El pleno de la Knesset aprobó el miércoles un proyecto de ley en una lectura preliminar que transfiere la autoridad exclusiva al Gran Rabanut para determinar qué constituye una “profanación” en los lugares sagrados judíos, el más importante de ellos el Kótel, al tiempo que limita explícitamente la jurisdicción de la Corte Suprema en la materia.
El proyecto de ley, propuesto por el presidente de Noam, Avi Maoz, constituye una enmienda a la ley preexistente de Protección de los Santos Lugares. Fue aprobado con el apoyo de 56 diputados frente a 47 que se opusieron.
Las notas explicativas afirman que, a lo largo de los años, la interpretación judicial del término “profanación” se ha ampliado de una manera que ha permitido a la Corte Suprema decidir sobre distintas cuestiones halájicas, contrariamente a la intención de los legisladores cuando se promulgó la ley original después de la Guerra de los Seis Días.
El diputado Maoz celebró la aprobación y declaró: “Hoy, la Knéset impuso un límite claro a la intervención de la Corte Suprema en relación con la kedushá del Kotel. Es inaceptable que un tribunal decida qué constituye una profanación en el lugar más sagrado del pueblo judío. La ley restituye la autoridad a su lugar natural y apropiado: los Grandes Rabanim de Israel. Éste es un paso moral, nacional e histórico”.
El partido Shas declaró: “Votamos y aprobamos la ley que preserva la kedushá del Kótel, contra los intentos de degradar y violar las costumbres ancestrales. Shas seguirá defendiendo el lugar más sagrado del pueblo judío e impedirá que los movimientos reformistas socaven y profanen las tradiciones sagradas”.
El ministro de Justicia, Yariv Levin, añadió: “La Knéset le dijo al Tribunal Supremo: ¡Basta! Exijo que se complete la legislación para poner fin a la intervención del Tribunal Supremo en la gestión del Kosel”.
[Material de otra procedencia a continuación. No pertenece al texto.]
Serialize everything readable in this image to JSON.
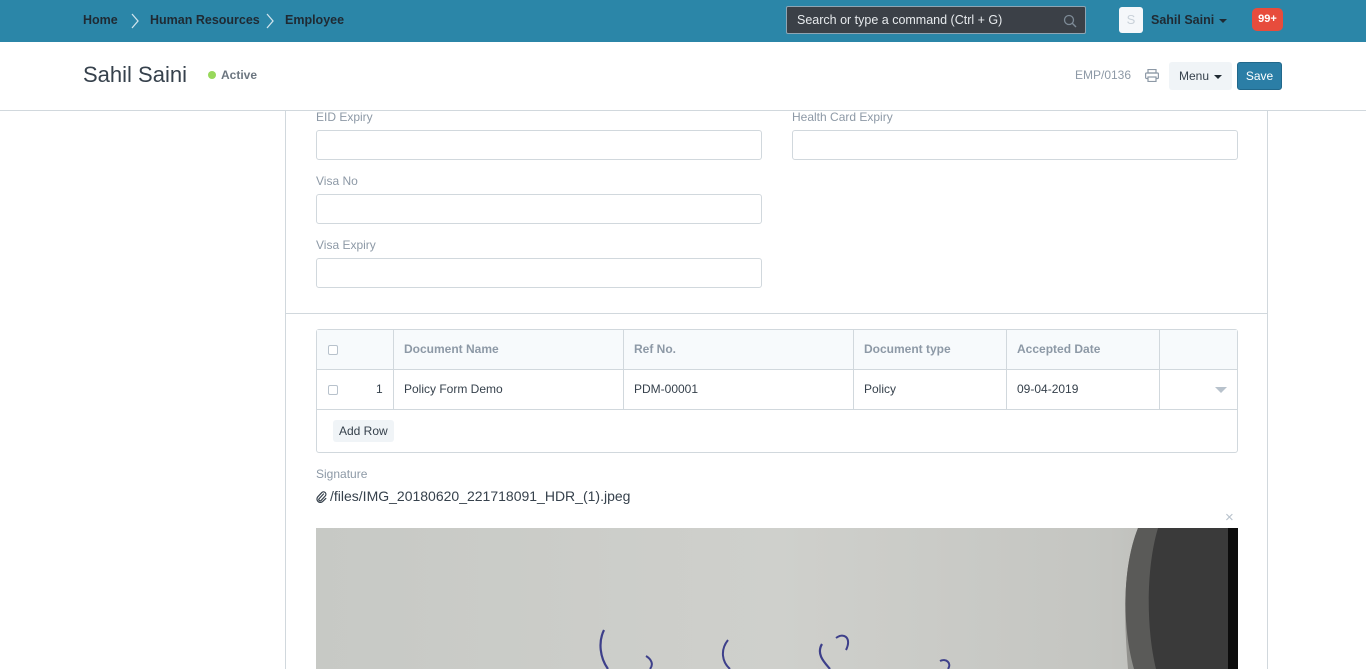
{
  "navbar": {
    "breadcrumbs": [
      "Home",
      "Human Resources",
      "Employee"
    ],
    "search_placeholder": "Search or type a command (Ctrl + G)",
    "avatar_initial": "S",
    "user_name": "Sahil Saini",
    "notification_count": "99+"
  },
  "page": {
    "title": "Sahil Saini",
    "status": "Active",
    "doc_id": "EMP/0136",
    "menu_label": "Menu",
    "save_label": "Save"
  },
  "form": {
    "eid_expiry": {
      "label": "EID Expiry",
      "value": ""
    },
    "health_card_expiry": {
      "label": "Health Card Expiry",
      "value": ""
    },
    "visa_no": {
      "label": "Visa No",
      "value": ""
    },
    "visa_expiry": {
      "label": "Visa Expiry",
      "value": ""
    }
  },
  "documents_table": {
    "columns": [
      "Document Name",
      "Ref No.",
      "Document type",
      "Accepted Date"
    ],
    "rows": [
      {
        "idx": "1",
        "document_name": "Policy Form Demo",
        "ref_no": "PDM-00001",
        "document_type": "Policy",
        "accepted_date": "09-04-2019"
      }
    ],
    "add_row_label": "Add Row"
  },
  "signature": {
    "label": "Signature",
    "file_path": "/files/IMG_20180620_221718091_HDR_(1).jpeg",
    "remove_label": "×"
  },
  "colors": {
    "navbar": "#2b86a8",
    "primary_button": "#2b7ea6",
    "status_dot": "#98d85b",
    "notification": "#e74c3c"
  }
}
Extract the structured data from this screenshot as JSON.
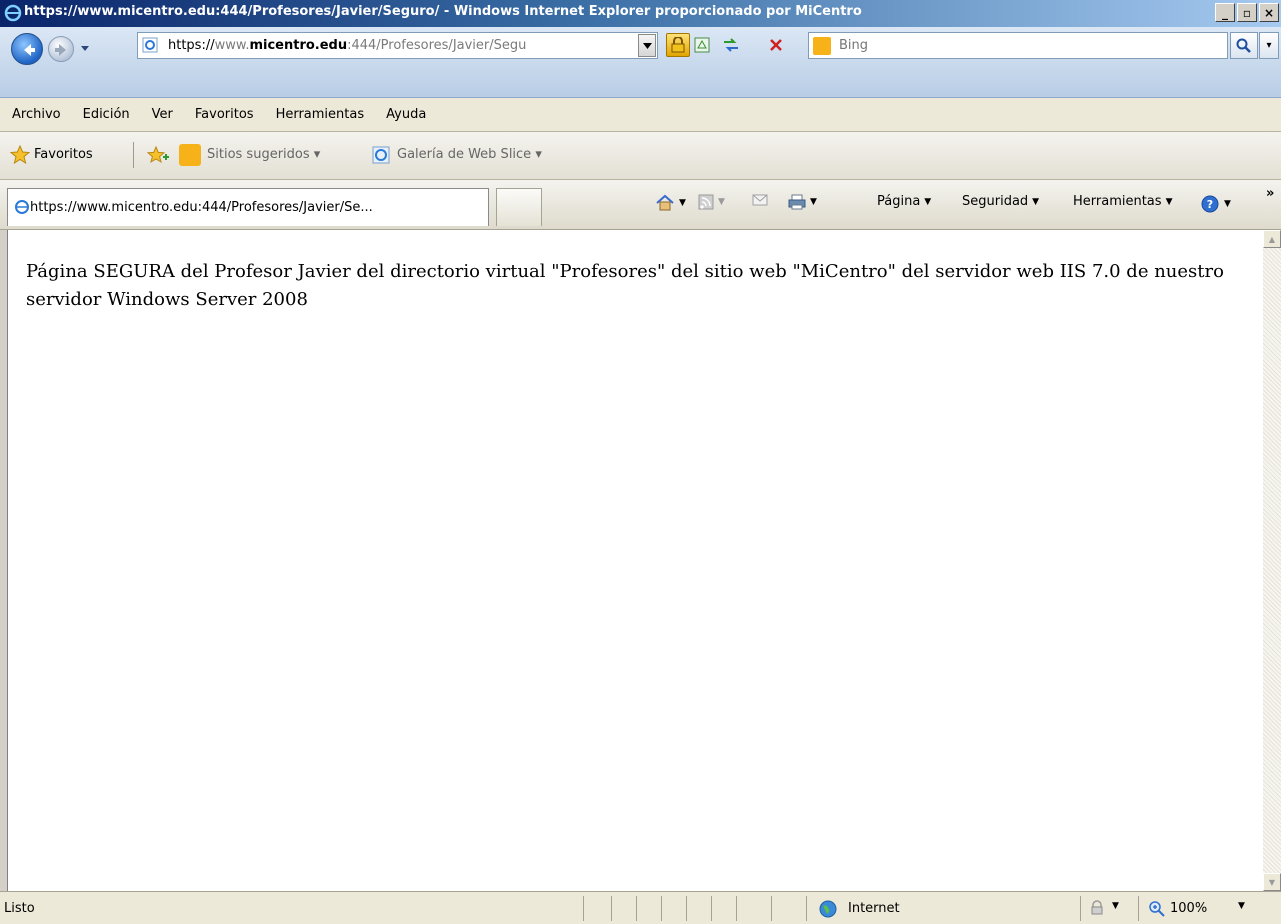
{
  "window": {
    "title": "https://www.micentro.edu:444/Profesores/Javier/Seguro/ - Windows Internet Explorer proporcionado por MiCentro",
    "minimize": "_",
    "restore": "▫",
    "close": "×"
  },
  "address": {
    "host_prefix": "https://",
    "host_dim": "www.",
    "host_bold": "micentro.edu",
    "path": ":444/Profesores/Javier/Segu"
  },
  "search": {
    "placeholder": "Bing"
  },
  "menu": [
    "Archivo",
    "Edición",
    "Ver",
    "Favoritos",
    "Herramientas",
    "Ayuda"
  ],
  "favorites": {
    "label": "Favoritos",
    "suggested": "Sitios sugeridos ▾",
    "webslice": "Galería de Web Slice ▾"
  },
  "tab": {
    "title": "https://www.micentro.edu:444/Profesores/Javier/Se..."
  },
  "commands": {
    "page": "Página",
    "security": "Seguridad",
    "tools": "Herramientas",
    "more": "»"
  },
  "page": {
    "body": "Página SEGURA del Profesor Javier del directorio virtual \"Profesores\" del sitio web \"MiCentro\" del servidor web IIS 7.0 de nuestro servidor Windows Server 2008"
  },
  "status": {
    "text": "Listo",
    "zone": "Internet",
    "zoom": "100%"
  },
  "colors": {
    "titlebar_start": "#0a246a",
    "titlebar_end": "#a6caf0",
    "chrome": "#ece9d8"
  }
}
El partido Noam aclaró que pretende avanzar rápidamente con el proyecto de ley a través de las etapas legislativas restantes para completar la aprobación final durante la actual sesión del Knesset.
La votación sobre el proyecto de ley se produce después de que los jueces de la Corte Suprema Yitzchak Amit, Noam Sohlberg y Daphne Barak-Erez ordenaran al estado implementar un plan para transformar la plaza Ezrat Israel en una plaza de oración permanente de aproximadamente 900 metros cuadrados, aproximadamente el 70% del tamaño de la plaza principal de hombres.
Según el plan, el área se pavimentará con piedra permanente, se ampliará para colindar directamente con la zona principal de Kótel y se permitirá la oración mixta sin mejitzá. La gestión del área se confiaría a los movimientos Reformista y Conservador, financiados por el estado con un costo de millones de shekels anuales.